The MetricalBoxView uses WidthRequest and HeightRequest to display a BoxView one inch tall and one centimeter wide.

Estimated font sizes

The FontSizes sample shows how to use the 160-units-to-the-inch rule to specify font sizes in units of points. The visual consistency among the platforms using this technique is better than Device.GetNamedSize.

Fitting text to available size

It's possible to fit a block of text within a particular rectangle by calculating a FontSize of the Label using the following criteria:

  • Line spacing is 120% of the font size (130% on the Windows platforms).
  • Average character width is 50% of the font size.

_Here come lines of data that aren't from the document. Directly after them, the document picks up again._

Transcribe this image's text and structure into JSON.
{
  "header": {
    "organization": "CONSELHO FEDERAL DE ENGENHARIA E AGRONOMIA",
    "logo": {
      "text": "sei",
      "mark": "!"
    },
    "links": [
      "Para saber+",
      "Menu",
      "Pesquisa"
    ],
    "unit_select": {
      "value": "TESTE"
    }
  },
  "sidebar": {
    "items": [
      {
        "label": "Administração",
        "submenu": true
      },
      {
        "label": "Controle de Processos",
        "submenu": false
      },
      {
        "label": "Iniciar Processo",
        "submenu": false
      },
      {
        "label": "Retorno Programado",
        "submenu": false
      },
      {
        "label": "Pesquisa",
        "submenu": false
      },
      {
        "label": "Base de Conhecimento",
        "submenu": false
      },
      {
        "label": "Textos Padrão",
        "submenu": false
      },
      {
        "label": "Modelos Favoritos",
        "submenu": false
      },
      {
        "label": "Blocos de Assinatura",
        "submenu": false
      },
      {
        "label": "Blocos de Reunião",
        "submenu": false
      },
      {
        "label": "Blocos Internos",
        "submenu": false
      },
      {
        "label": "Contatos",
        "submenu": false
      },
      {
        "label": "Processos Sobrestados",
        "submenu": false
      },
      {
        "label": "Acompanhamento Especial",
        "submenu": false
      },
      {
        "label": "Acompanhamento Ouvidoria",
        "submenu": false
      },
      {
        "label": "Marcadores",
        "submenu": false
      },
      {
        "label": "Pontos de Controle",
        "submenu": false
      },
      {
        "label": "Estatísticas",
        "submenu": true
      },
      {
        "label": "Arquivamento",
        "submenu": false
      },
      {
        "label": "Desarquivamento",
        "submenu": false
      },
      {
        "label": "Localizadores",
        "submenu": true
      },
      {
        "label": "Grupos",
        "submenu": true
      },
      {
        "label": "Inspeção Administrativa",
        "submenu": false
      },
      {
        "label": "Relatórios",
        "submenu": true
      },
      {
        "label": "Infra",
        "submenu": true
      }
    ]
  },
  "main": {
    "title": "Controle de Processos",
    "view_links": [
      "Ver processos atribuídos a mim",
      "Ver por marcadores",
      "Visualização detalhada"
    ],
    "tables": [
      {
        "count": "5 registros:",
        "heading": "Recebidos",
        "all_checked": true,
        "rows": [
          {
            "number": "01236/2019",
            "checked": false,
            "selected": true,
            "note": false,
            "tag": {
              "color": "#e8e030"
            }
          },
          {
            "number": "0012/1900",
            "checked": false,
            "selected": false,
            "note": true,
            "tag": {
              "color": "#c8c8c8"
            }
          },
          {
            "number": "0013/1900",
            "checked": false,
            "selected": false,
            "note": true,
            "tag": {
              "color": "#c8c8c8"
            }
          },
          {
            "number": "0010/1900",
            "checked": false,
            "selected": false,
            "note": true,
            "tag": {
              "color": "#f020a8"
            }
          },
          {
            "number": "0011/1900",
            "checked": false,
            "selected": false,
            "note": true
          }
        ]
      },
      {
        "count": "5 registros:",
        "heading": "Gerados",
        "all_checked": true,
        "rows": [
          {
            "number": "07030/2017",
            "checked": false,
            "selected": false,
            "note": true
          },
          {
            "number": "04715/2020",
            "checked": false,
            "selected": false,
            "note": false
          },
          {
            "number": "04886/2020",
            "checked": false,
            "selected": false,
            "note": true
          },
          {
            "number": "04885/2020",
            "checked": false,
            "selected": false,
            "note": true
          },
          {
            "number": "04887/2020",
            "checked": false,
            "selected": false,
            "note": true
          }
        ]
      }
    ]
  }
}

The EstimatedFontSize sample demonstrates this technique. This program was written before the Margin property was available, so it uses a ContentView with a Padding setting to simulate a margin.

Triple screenshot of estimated font size

A fit-to-size clock

The FitToSizeClock sample demonstrates using Device.StartTimer to start a timer that periodically notifies the application when it's time to update the clock. The font size is set to one-sixth of the page width to make the display as large as possible.

Accessibility issues

The EstimatedFontSize program and the FitToSizeClock program both contain a subtle flaw: If the user changes the phone's accessibility settings on Android or Windows 10 Mobile, the program no longer can estimate how large the text is rendered based on the font size. The AccessibilityTest sample demonstrates this problem.

Empirically fitting text

Another way to fit text to a rectangle is to empirically calculate the rendered text size and adjust it up or down. The program in the book calls GetSizeRequest on a visual element to obtain the element's desired size. That method has been deprecated, and programs should instead call Measure.

For a Label, the first argument should be the width of the container (to allow wrapping), while the second argument should be set to Double.PositiveInfinity to make the height unconstrained. The EmpiricalFontSize sample demonstrates this technique.